Ticker zum SPD-Parteitag: Bärbel Bas und Lars Klingbeil neue Vorsitzende
Bärbel Bas und Lars Klingbeil führen künftig die SPD. Der Parteitag wählte die beiden am Freitagabend. Dies und weiteres in unsere Ticker
Das sind die neuen stellvertretenden Parteivorsitzenden
Serpil Midyatli gehört dem Parteivorstand seit 2019 als stellvertretende Vorsitzende an und will auch künftig dieses Amt bekleiden. In ihrer Antrittsrede forderte sie, Lehren aus dem historisch schlechten Ergebnis bei der Bundestagswahl zu ziehen: „Es war eine Abrechnung, mit einer Politik, die zu oft technokratisch und zögerlich war, die letztlich abschreckend war.“ Gewählt mit 77,6 Prozent
Zum ersten Mal für dieses Amt kandidiert Petra Köpping, die über langjährige Erfahrung als Landesministerin in Sachsen verfügt. „Ich möchte gerne, dass wir die Alltagsprobleme der Menschen wieder ernst nehmen.
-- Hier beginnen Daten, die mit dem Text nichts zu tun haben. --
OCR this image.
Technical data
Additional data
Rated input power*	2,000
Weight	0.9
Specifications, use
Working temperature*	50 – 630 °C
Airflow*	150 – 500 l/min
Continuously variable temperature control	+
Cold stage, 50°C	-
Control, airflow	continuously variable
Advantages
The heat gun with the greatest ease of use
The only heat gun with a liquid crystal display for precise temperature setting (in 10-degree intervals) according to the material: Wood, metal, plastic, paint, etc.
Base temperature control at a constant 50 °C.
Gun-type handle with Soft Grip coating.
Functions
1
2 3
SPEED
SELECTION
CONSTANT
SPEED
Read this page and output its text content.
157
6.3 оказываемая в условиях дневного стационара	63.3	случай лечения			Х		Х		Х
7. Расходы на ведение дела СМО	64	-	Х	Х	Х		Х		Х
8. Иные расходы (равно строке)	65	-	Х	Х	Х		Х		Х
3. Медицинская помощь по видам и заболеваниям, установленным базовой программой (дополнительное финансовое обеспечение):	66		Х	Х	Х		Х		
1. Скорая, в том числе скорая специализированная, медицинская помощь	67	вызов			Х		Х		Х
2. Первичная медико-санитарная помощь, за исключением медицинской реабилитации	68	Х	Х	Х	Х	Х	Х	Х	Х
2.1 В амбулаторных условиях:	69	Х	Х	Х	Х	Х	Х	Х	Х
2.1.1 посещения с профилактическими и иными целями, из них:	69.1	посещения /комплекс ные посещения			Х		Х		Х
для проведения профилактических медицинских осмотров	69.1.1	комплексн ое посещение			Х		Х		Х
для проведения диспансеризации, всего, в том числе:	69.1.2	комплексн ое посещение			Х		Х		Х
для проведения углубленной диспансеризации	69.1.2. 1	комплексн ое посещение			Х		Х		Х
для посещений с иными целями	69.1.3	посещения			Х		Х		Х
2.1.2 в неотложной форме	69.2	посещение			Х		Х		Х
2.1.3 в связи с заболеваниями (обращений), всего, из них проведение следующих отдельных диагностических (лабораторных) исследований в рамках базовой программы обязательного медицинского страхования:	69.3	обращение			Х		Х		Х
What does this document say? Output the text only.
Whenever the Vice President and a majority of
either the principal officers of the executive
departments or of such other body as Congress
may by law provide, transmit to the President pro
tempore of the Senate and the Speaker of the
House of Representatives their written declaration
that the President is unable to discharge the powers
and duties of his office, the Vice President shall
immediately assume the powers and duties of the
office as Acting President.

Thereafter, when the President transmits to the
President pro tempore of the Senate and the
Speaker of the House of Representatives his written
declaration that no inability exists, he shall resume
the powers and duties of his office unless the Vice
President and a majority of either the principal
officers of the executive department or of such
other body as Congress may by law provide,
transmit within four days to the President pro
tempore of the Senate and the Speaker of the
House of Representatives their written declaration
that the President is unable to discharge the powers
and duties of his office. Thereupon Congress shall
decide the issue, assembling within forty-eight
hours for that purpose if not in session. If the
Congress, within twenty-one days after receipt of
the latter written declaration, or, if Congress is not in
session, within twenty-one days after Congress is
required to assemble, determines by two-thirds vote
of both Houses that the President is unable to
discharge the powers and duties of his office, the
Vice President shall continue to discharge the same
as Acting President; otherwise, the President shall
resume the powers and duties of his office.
Lasst uns gemein Brücken bauen!“, sagte sie und kündigte an, im Parteivorstand eine Stimme der Städten und Gemeinden sein zu wollen und zugleich den CDU-Bundesministerinnen für Gesundheit und Bildung kritisch auf die Finger schauen. Gewählt mit 91,8 Prozent
„Eine Konstante“ will Anke Rehlinger im Parteivorstand sind. Die saarländische Ministerpräsidentin ist seit 2019 stellvertretende SPD-Vorsitzende. „Wir müssen wieder klarmachen, für wen wir Politik machen“, forderte Rehlinger die Delegierten auf. „2029 geht viel, wenn wir unsere Arbeit machen“, sagte sie mit Blick auf die dann anstehende Bundestagswahl. Gewählt mit 97,2 Prozent
Um drei Themen will sich Achim Post künftig im Parteivorstand kümmern: Europa, den Umgang mit den 500 Milliarden des Investitionspakets und die Sicherung von Arbeitsplätzen. „Wann war es je irgendwann ungerechter in Deutschland als heute?“, fragte Post bei seiner Vorstellung rhetorisch. Darum müsse sich die SPD kümmern. Gewählt mit 77,1 Prozent
Vor knapp einem Jahr übernahm Alexander Schweitzer das Ministerpräsidentenamt in Rheinland-Pfalz von Malu Dreyer. Anfangs habe er erklären müssen „das kann auch ein Mann machen“, erinnerte er sich scherzhaft. Nun sei er „gekommen, um zu bleiben“. Als stellvertretender Parteivorsitzender wolle er die Erfahrungen aus dem „Erfolgsmodell Rheinland-Pfalz“ mitbringen. Hier funktioniere die Transformation - geleitet von sozialdemokratischen Grundwerten und harter Arbeit. Gewählt mit 95,3 Prozent
Bärbel Bas und Lars Klingbeil zu Parteivorsitzenden gewählt
Die Delegierten haben entschieden: Lars Klingbeil und Bärbel Bas sind das neue Duo an der SPD-Bundesspitze. Bärbel Bas erhielt 95 Prozent der Stimmen, Lars Klingbeil 64,9 Prozent. Klingbeil nannte sein Abschneiden im Anschluss ein „schweres Ergebnis“. Er wisse, „dass meine Entscheidungen nicht jeder und jedem gefallen haben“. Dennoch nahmen beide ihre Wahl an.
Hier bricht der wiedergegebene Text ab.